Regressamos, por isso, ao episódio do roubo de 31 toneladas de ouro pertencentes ao Estado venezuelano e colocadas à guarda do Banco de Inglaterra. Caracas pediu a sua devolução e Londres rejeitou-a, deixando nas linhas e entrelinhas que estaria na disposição de remetê-las sim ao «interino» Guaidó. O qual, uma vez testado por actores que se fizeram passar pelo presidente da Suíça, não se coibiu de aceitar que os bens nacionais venezuelanos fossem sonegados a Caracas e acondicionados numa sua conta pessoal.

Segundo o secretário das Finanças de Trump, não foi o Banco de Inglaterra que assumiu isoladamente o acto de sonegar o ouro à Venezuela. Steven Mnuchin explicou que o desvio dos lingotes ficou assente depois de ele próprio ter contactado os governos e bancos centrais dos países da União Europeia, que terão concordado com a manobra.

Já anteriormente o governo de Portugal e o Banco de Portugal foram convidados a dar as suas versões dos acontecimentos: se os contactos e a anuência existiram mesmo ou foram delírios formalistas de Mnuchin. Nada foi dito.

Agora é altura de esclarecer de vez essa dúvida e a outra que entretanto surgiu, partindo ainda, em derradeira instância, da possibilidade de se tratar de uma reunião inventada por Mnuchin.

Não só é importante como essencial ficarmos a saber de viva voz a resposta do governo português a estas perguntas simples:

Fez-se representar na reunião de 11 de Abril em Washington durante a qual foram debatidos o reforço do apoio financeiro ao «presidente interino» da Venezuela, Juan Guaidó, e o financiamento da Venezuela quando Nicolás Maduro for derrubado?

Foi contactado pelo secretário das Finanças dos Estados Unidos da América, Sr. Steven Mnuchin, sobre o confisco pelo Banco de Inglaterra de 31 toneladas de ouro do Estado venezuelano? E o Banco de Portugal foi igualmente accionado?

Todos sabemos que as fake news andam aí, pelo que é aconselhável ficarmos esclarecidos sobre situações graves e delicadas como as que foram citadas.

Se formos informados que o governo português nada teve a ver com tais acontecimentos, isso será tranquilizador: é porque ainda houve quem tenha sabido parar na última fronteira da decência e da lei.

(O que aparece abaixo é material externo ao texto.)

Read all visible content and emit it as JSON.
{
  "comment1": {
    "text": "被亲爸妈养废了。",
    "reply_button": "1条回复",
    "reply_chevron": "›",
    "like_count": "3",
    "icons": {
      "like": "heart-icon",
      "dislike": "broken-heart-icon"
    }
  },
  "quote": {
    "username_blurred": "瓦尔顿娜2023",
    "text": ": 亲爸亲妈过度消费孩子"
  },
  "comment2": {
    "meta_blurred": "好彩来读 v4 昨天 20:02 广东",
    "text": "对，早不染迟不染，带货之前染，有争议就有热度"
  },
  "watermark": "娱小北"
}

Se tal não acontecer, e o silêncio continuar a cobrir actividades como estas, ficaremos a saber que, havendo muitas maneiras de fechar as portas que Abril abriu, o governo em funções não se coibiu de recorrer a algumas das mais extremistas, como são as da conspiração internacional que fere a democracia e a do terrorismo contra uma população que pretende ser independente e soberana. Tal como desejaram os portugueses, quando fizeram o 25 de Abril. Mas sobre isso já lá vão 45 anos, foi há tanto tempo, não foi?